After visiting the Wizards Well (if you’re at Alderley Edge you have to really don’t you?) we walked in the opposite direction to come to the Holy Well. As we were there we saw a gentleman placing a leaf into a crack in the rock to allow the water to run off into the carved stone trough below. He explained he was the site guardian, who came every day to check on the place and put a leaf into the crevice so the water could flow. A friendly and interesting guy he explained that he had inherited the task from an old local woman who was now too elderly and infirm to continue doing it. He was also able to direct us to some of the other sites around the edge.
Next to the flow of water of the Holy Well a small cave has been carved out of the rock, with clear toolmarks visible inside. So whilst not ancient the cave has certainly been in existence for several hundred years. It seems possible that it was carved out as a meditative space, as it seems like a lot of effort to go to in order to make a shelter, when plenty of natural caves and mineworkings dot the edge. A tree atop the outcrop looked as if it had the simulacrum of a face at the base of its trunk, and the woodland setting around the area adds to the magical atmosphere. You can see why Alderley Edge has proved an inspiration for a series of books.

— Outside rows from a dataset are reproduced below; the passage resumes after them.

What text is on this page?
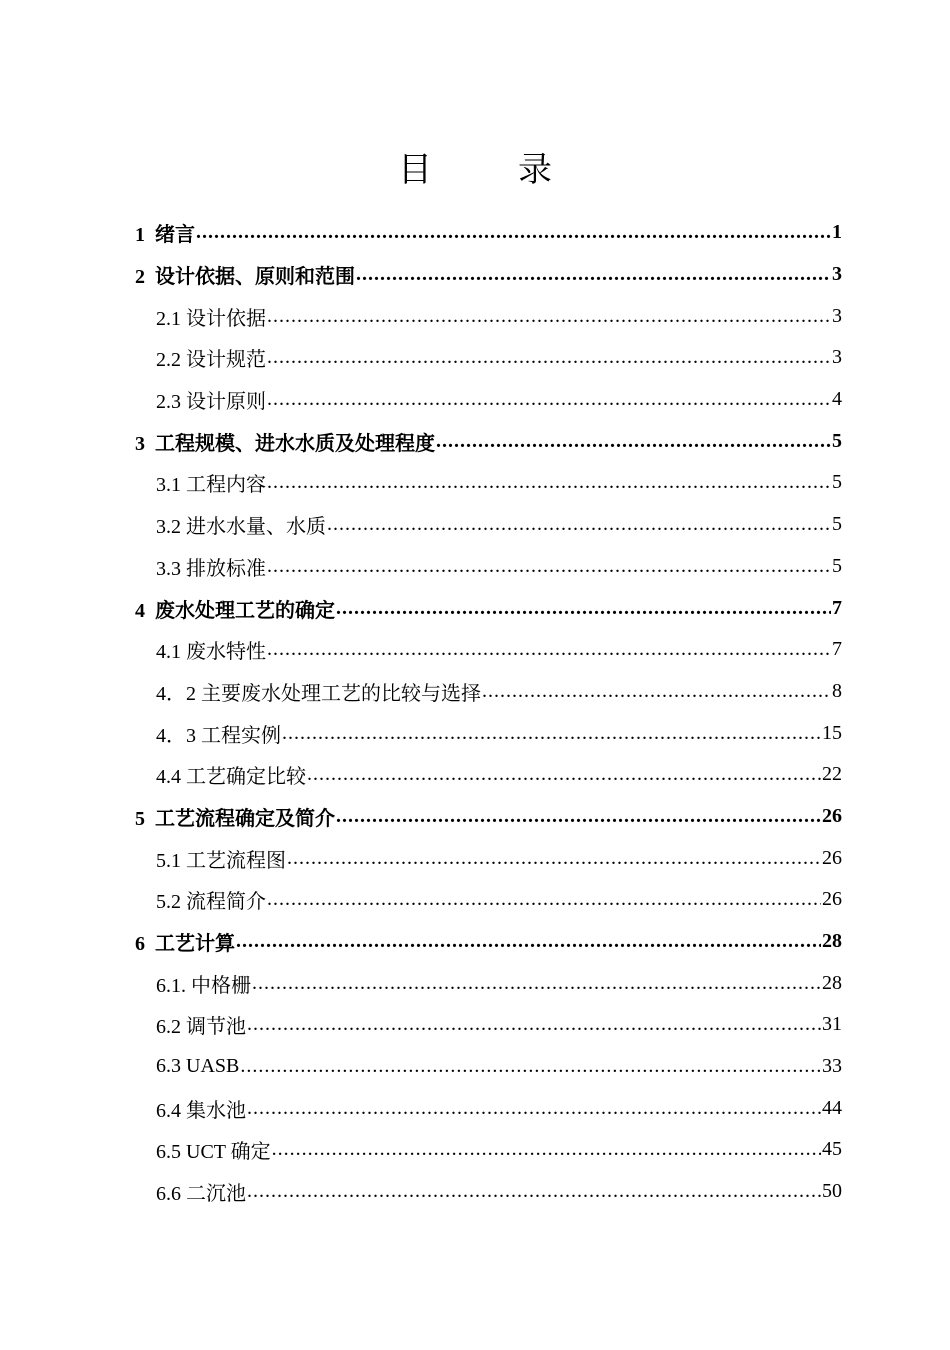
目　录
1 绪言 .....	1
2 设计依据、原则和范围 .....	3
2.1 设计依据 .....	3
2.2 设计规范 .....	3
2.3 设计原则 .....	4
3 工程规模、进水水质及处理程度 .....	5
3.1 工程内容 .....	5
3.2 进水水量、水质 .....	5
3.3 排放标准 .....	5
4 废水处理工艺的确定 .....	7
4.1 废水特性 .....	7
4．2 主要废水处理工艺的比较与选择 .....	8
4．3 工程实例 .....	15
4.4 工艺确定比较 .....	22
5 工艺流程确定及简介 .....	26
5.1 工艺流程图 .....	26
5.2 流程简介 .....	26
6 工艺计算 .....	28
6.1. 中格栅 .....	28
6.2 调节池 .....	31
6.3 UASB .....	33
6.4 集水池 .....	44
6.5 UCT 确定 .....	45
6.6 二沉池 .....	50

I hunker into the cave for a while, and it does retain a calm and peaceful atmosphere here, away from the crowds of people who are visiting some of the more popular parts of the edge. The water that bubbles up through the stone is drinkable (so long as you take it from the source and not the somewhat stagnant water trough!) and cupping my hands beneath the leaf I take a swig of the fresh and slightly coppery water.
Although not an ancient site as such, the water must have risen through this limestone outcrop for thousands of years, and as such must have been a special place in the area for the ancestors. Now it’s one of the nicest spots on Alderley Edge and well worth a visit (ho ho!)
Lower down the Hill, just below the Beacon, is a Spring of very clear Sweet Water, that issues pretty plentifully out of the Rock, called the Holy Well, which, no doubt, in times of Superstition, had its Virtues, which are now unknown, though many young people, in the Summer time, resort to it in parties, and regale themselves with this water, which is still supposed to have a prolific quality in it.
There are at least nine wells at different parts of the Edge, the more conspicuous being the Wizard Well and the Holy Well. These, and especially the latter, were in ancient times connected with well-worship, and propitiatory offerings were made by people to the presiding deities, and also were frequently resorted to in Christian times, but doubtless the cult was observed here in much earlier days.
Their healing powers were considered to be unfailing; the barren, the blind, the lame, and bodily-afflicted constantly made their way thither; maidens whispered their vows and prayers over them, their lovers and their future lives being their theme. Crooked silver coins were dropped into the well, but these have been cleared out long ago.
At the present time the devotees are satisfied, in their economical habit, to offer mere pins and hairpins; the custom is not dead yet, for some of the immersed pins are still quite uncorroded and bright. Some of the sex deposit the pins in their straight and original form, others bend them only at right angle, and as many again seem to consider the charm alone to act effectively when carefully and conscientiously doubled up. Maidens of a more superficial cast just give the slightest twist to the object.
To judge from the state of corrosion, and the old-fashioned thick, globular heads, some of these pins must have been in the well for at least sixty years. We have brought three cases to show the various forms into which the visitors have tortured the pins, and classified them into groups. There are occasionally to be seen also a few white pebbles in the two wells.
From Recent archaeological discoveries at Alderley Edge by C Roeder and F S Graves, in the Transactions of the Lancashire and Cheshire Antiquarian Society for 1905 (v23). I seem to remember that Alan Garner said he got his pocket-money from (the Wizard's?) well when he was a child.